Le goût du monde féminin dont Baudelaire dit qu'il « fait les génies supérieurs », n'implique pas seulement celui des plaisirs et voluptés que l'homme peut attendre d'un commerce érotique ; il est, pour l'artiste, l'assurance de trouver en la femme une composition de volumes et de lignes sans équivalent dans l'entière Création, qu'ils soient au repos ou que les postures les multiplient à l'infini.
Rassemblées, les figurations du corps féminin d'un Musée imaginaire montreraient la courbe à l'œuvre dans son intarissable fécondité, fût-elle morcelée ou masquée par le vêtement.
Des créateurs firent, du nu, un sujet occasionnel de leur art ; d'autres, son motif prédominant, voire exclusif, et ce, jusque dans leur grand âge – la stricte concupiscence n'intervenant plus. Part faite à la nostalgie, les animait la vue d'une conformation aux harmonies ramassées, aspergées, fondues en un seul accord – qu'il leur fallait sauver.
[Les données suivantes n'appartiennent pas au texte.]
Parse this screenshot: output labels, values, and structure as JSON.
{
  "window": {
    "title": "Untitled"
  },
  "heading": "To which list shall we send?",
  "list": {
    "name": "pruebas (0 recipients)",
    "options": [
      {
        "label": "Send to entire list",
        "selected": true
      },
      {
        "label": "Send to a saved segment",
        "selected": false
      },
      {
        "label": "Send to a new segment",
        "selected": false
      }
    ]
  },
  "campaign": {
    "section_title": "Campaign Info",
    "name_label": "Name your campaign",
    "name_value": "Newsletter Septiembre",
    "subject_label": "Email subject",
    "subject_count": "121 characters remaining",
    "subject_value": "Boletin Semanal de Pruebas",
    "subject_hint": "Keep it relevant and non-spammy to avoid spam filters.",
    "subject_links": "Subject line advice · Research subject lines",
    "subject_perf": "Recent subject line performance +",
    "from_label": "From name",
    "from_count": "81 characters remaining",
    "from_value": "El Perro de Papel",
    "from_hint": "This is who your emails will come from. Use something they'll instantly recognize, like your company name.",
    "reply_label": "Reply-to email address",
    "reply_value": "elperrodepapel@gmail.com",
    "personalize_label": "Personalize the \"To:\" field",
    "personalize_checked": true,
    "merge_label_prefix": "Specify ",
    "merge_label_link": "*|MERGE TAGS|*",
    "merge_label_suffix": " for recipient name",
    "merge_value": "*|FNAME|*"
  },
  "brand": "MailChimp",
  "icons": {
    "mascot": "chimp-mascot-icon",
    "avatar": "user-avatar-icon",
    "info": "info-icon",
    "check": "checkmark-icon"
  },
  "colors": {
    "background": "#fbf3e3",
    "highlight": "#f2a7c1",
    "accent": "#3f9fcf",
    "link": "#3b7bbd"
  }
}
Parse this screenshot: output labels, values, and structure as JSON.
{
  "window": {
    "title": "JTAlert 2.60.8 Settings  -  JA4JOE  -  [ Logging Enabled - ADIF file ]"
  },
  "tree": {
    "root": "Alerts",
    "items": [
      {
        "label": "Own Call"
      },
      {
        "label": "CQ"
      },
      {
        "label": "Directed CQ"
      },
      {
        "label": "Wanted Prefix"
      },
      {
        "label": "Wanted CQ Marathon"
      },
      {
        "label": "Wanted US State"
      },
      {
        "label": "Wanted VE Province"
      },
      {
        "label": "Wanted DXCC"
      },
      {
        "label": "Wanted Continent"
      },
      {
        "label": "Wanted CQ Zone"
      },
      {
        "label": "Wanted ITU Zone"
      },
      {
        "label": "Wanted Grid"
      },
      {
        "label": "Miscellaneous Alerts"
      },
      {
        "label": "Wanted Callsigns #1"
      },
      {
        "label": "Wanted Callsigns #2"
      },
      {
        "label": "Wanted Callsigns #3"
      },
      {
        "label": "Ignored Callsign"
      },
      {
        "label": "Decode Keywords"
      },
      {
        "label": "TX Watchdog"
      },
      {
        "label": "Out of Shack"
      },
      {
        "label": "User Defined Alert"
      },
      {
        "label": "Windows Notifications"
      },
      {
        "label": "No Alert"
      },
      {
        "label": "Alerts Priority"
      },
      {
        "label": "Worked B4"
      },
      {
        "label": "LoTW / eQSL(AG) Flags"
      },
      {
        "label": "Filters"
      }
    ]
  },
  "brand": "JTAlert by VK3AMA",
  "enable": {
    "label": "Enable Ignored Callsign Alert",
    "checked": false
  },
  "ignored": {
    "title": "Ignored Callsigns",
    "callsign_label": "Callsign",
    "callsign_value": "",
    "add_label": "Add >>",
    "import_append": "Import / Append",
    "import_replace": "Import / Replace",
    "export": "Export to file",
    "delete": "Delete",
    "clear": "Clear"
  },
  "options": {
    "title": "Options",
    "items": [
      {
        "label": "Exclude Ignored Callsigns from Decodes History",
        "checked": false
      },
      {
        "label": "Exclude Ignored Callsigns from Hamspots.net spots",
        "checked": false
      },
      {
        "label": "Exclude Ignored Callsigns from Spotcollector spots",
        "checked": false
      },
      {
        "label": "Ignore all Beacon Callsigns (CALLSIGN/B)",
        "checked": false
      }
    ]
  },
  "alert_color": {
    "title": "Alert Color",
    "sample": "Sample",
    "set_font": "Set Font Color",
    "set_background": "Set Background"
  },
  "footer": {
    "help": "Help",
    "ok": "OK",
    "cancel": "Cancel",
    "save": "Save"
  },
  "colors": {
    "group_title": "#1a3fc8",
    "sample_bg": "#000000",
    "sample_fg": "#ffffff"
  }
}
Il reste à l'amateur qui partage leur goût de ce monde, mais ne sait dessiner, peindre, sculpter, d'étancher une soif au vrai, inextinguible, par la contemplation des témoignages plastiques qui nous sont parvenus, avec une prédilection pour les œuvres qui nous rendent la femme si proche, que notre sens du toucher en est alerté.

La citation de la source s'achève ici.